Putting It All Together

Overview

Teaching: 20 min
Exercises: 60 min
Questions
  • How do I implement a new feature in someone else’s code and then share my new feature?

Objectives
  • Fork an existing code repository into your area on GitHub.

  • Clone a repository from GitHub onto your local computer.

  • Implement a new feature in the code.

  • Share your new code on GitHub.

  • Use a pull request to ask the original code developer to include your new feature.

In this lesson, you will use all of the skills you have used in the previous lessons to make changes to an existing code and share those changes with others. You will fork an existing repository to your GitHub and then clone that repository to your own computer. The repository contains an OpenMM script.

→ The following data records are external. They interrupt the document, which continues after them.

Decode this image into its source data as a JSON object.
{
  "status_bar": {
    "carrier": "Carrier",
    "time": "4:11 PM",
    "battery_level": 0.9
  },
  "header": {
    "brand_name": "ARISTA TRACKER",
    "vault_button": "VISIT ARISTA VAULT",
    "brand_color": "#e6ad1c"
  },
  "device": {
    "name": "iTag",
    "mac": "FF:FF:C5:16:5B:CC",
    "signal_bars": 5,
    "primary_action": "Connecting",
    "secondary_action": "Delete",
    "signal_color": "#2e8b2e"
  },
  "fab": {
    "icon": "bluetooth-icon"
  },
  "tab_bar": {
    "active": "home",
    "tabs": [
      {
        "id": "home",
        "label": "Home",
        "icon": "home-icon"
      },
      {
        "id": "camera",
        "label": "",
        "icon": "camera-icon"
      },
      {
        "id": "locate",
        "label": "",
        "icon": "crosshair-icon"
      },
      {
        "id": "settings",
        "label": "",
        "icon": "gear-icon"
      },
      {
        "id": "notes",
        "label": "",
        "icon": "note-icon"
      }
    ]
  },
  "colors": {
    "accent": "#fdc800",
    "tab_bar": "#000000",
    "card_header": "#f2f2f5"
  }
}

You will implement a new feature into the script, commit your changes, and the create a PR to commit your changes to the original repository.

Fork the original GitHub repository to your personal account

Log into your GitHub account, visit the original repository located at https://github.com/MolSSI-Education/mm-tools-synthesis and ​click the “Fork” button on the upper right​.

This will make a copy of the original repository under your personal account. It contains all of the code in the original repository; the only difference is that it knows it’s derived from the original one. Your ​forked repository​ is located at ​https://github.com/[your_username]/mm-tools-synthesis.

[​Note: ​You will be able to make changes to your forked repository, but not the original repository. This is a key aspect of how GitHub manages multiple people contributing features to the same code.]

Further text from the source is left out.